Pinching it around my clit was mildly painful for the two seconds it stayed on, and then merely annoying as it kept slipping off. Trying to stick it inside me made absolutely no sense whatsoever as it’s entirely the wrong shape to get anywhere near my G-spot, never mind provide pleasurable sensation. Trying to get it to hang off my nipple like a nipple clamp was merely hilarious (and a complete failure). Hanging it around Mr CK’s cock in various configurations produced no greater reaction than “well… that’s kind of in the way”. Even using it as a straightforward clitoral vibrator didn’t work, because the vibrations were so weak and buzzy that I literally Did Not Feel Anything.
I literally described the vibration quality of this toy to a fellow blogger friend as “akin to a single bee buzzing away on my clit. Not even a hive of bees. Just one.”
Other things I hate
The sound. Good God. This thing doesn’t just buzz, it WHINES.
The buttons. They’re small, fiddly and hard to press.
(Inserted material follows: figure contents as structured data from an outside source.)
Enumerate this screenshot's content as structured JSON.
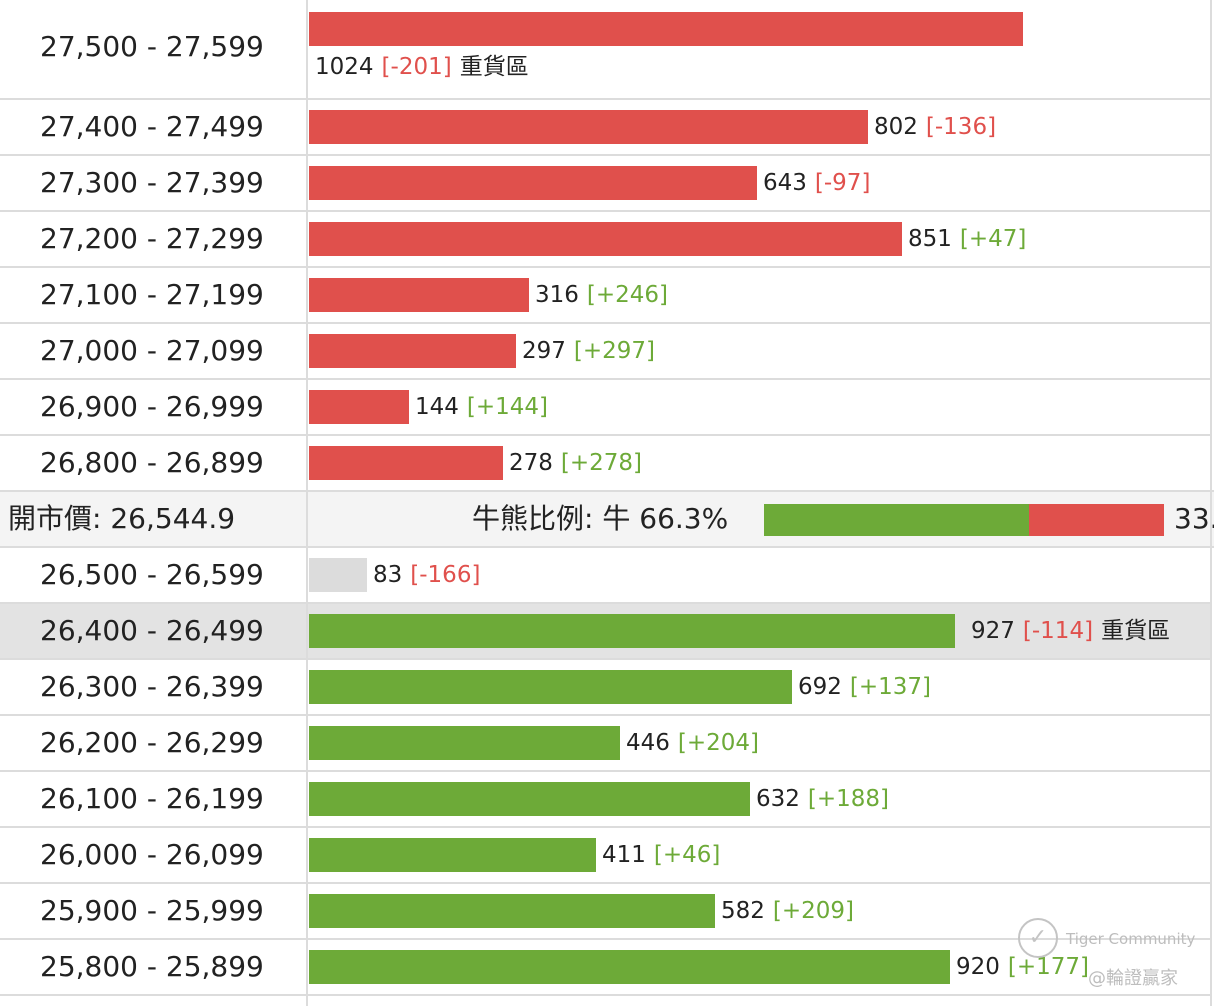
{
  "chart_data": {
    "type": "bar",
    "orientation": "horizontal",
    "upper_rows": [
      {
        "range": "27,500 - 27,599",
        "count": 1024,
        "change": "[-201]",
        "change_sign": "neg",
        "tag": "重貨區"
      },
      {
        "range": "27,400 - 27,499",
        "count": 802,
        "change": "[-136]",
        "change_sign": "neg",
        "tag": ""
      },
      {
        "range": "27,300 - 27,399",
        "count": 643,
        "change": "[-97]",
        "change_sign": "neg",
        "tag": ""
      },
      {
        "range": "27,200 - 27,299",
        "count": 851,
        "change": "[+47]",
        "change_sign": "pos",
        "tag": ""
      },
      {
        "range": "27,100 - 27,199",
        "count": 316,
        "change": "[+246]",
        "change_sign": "pos",
        "tag": ""
      },
      {
        "range": "27,000 - 27,099",
        "count": 297,
        "change": "[+297]",
        "change_sign": "pos",
        "tag": ""
      },
      {
        "range": "26,900 - 26,999",
        "count": 144,
        "change": "[+144]",
        "change_sign": "pos",
        "tag": ""
      },
      {
        "range": "26,800 - 26,899",
        "count": 278,
        "change": "[+278]",
        "change_sign": "pos",
        "tag": ""
      }
    ],
    "lower_rows": [
      {
        "range": "26,500 - 26,599",
        "count": 83,
        "change": "[-166]",
        "change_sign": "neg",
        "tag": "",
        "color": "gray"
      },
      {
        "range": "26,400 - 26,499",
        "count": 927,
        "change": "[-114]",
        "change_sign": "neg",
        "tag": "重貨區",
        "highlight": true
      },
      {
        "range": "26,300 - 26,399",
        "count": 692,
        "change": "[+137]",
        "change_sign": "pos",
        "tag": ""
      },
      {
        "range": "26,200 - 26,299",
        "count": 446,
        "change": "[+204]",
        "change_sign": "pos",
        "tag": ""
      },
      {
        "range": "26,100 - 26,199",
        "count": 632,
        "change": "[+188]",
        "change_sign": "pos",
        "tag": ""
      },
      {
        "range": "26,000 - 26,099",
        "count": 411,
        "change": "[+46]",
        "change_sign": "pos",
        "tag": ""
      },
      {
        "range": "25,900 - 25,999",
        "count": 582,
        "change": "[+209]",
        "change_sign": "pos",
        "tag": ""
      },
      {
        "range": "25,800 - 25,899",
        "count": 920,
        "change": "[+177]",
        "change_sign": "pos",
        "tag": ""
      }
    ],
    "xlim": [
      0,
      1024
    ],
    "grid": false
  },
  "summary": {
    "open_price_label": "開市價:",
    "open_price": "26,544.9",
    "ratio_label": "牛熊比例:",
    "bull_prefix": "牛",
    "bull_pct": 66.3,
    "bull_text": "66.3%",
    "bear_text": "33."
  },
  "colors": {
    "bear": "#e0504c",
    "bull": "#6daa38",
    "neutral": "#dcdcdc",
    "negative_change": "#e0504c",
    "positive_change": "#6daa38"
  },
  "watermark": {
    "brand": "Tiger Community",
    "handle": "@輪證贏家"
  }
}
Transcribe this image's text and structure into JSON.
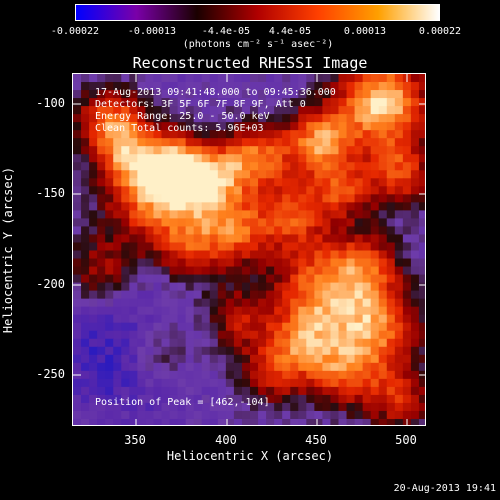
{
  "colorbar": {
    "ticks": [
      "-0.00022",
      "-0.00013",
      "-4.4e-05",
      "4.4e-05",
      "0.00013",
      "0.00022"
    ],
    "label": "(photons cm⁻² s⁻¹ asec⁻²)",
    "colors": [
      "#0000ff",
      "#7a00a8",
      "#1a0000",
      "#b00000",
      "#ff4000",
      "#ffa000",
      "#ffffff"
    ]
  },
  "title": "Reconstructed RHESSI Image",
  "info": {
    "time_range": "17-Aug-2013 09:41:48.000 to 09:45:36.000",
    "detectors": "Detectors: 3F 5F 6F 7F 8F 9F, Att 0",
    "energy": "Energy Range: 25.0 - 50.0 keV",
    "clean": "Clean     Total counts: 5.96E+03",
    "peak": "Position of Peak = [462,-104]"
  },
  "axes": {
    "xlabel": "Heliocentric X (arcsec)",
    "ylabel": "Heliocentric Y (arcsec)",
    "xticks": [
      "350",
      "400",
      "450",
      "500"
    ],
    "yticks": [
      "-100",
      "-150",
      "-200",
      "-250"
    ]
  },
  "timestamp": "20-Aug-2013 19:41"
}
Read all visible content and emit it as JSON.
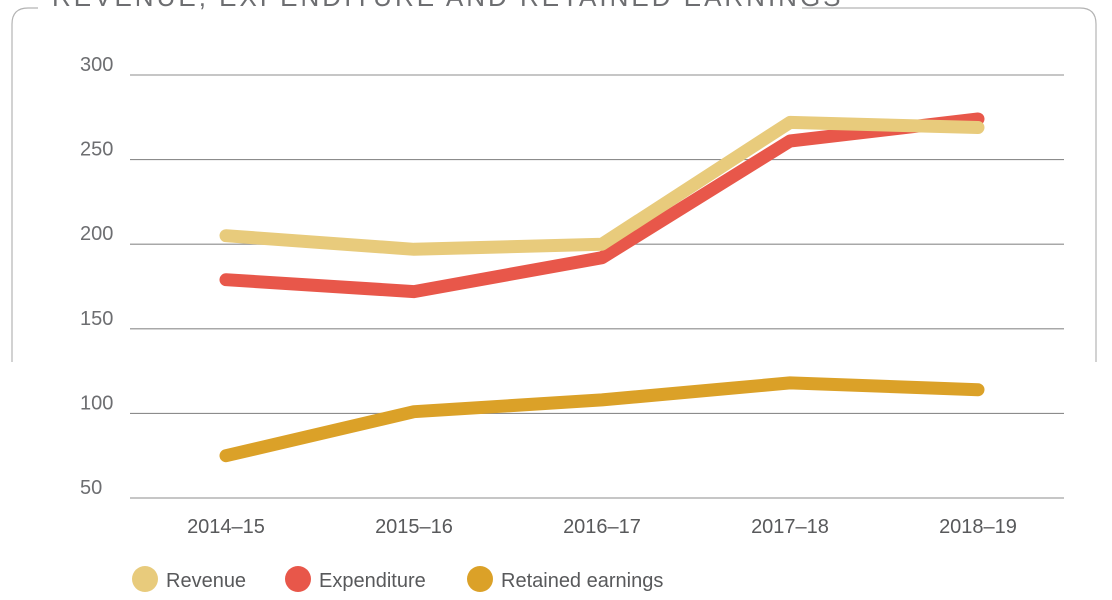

The ridiculously gendered marketing – “for men, women and couples”. (Ah yes, the three genders?) Seriously though, there are so many better ways to market that your product is suitable for different types of bodies. The diagrams of possible ways to use it with different genital configurations is more than enough. And EVERYTHING can be a toy for couples if you use it with a partner. And as if this wasn’t bad enough, it comes in two colours – baby blue (Multifun 1) and pastel pink (Multifun 2). You know, in case you don’t know which one is for you, they’ve colour coded them for you!
I hate this toy. I hate it with a burning passion that surprises me. I have never hated a sex toy this much (no, not even the stupid jelly cockring/headlamp, because at least we KNEW that was going to be terrible, and that didn’t have a nearly $50 price tag).
I implore you, do not buy this toy. Your bits deserve better. For a pinpoint clitoral vibrator, get the Blush Nocturnal. For a decent vibrating cock ring, get the Hot Octopuss Atom. For a great toy to wear during penetrative sex, get the WeVibe Sync.
Satisfyer: I still love you. But you dropped the ball on this one. For God’s sake, do better, and test your products on actual humans before you mass produce them.
Thank you to Satisfyer for sending me this product to review. If for some reason you still want to try it, it retails for $49.95. This toy sucked but their other products are great! Affiliate links are used within this post.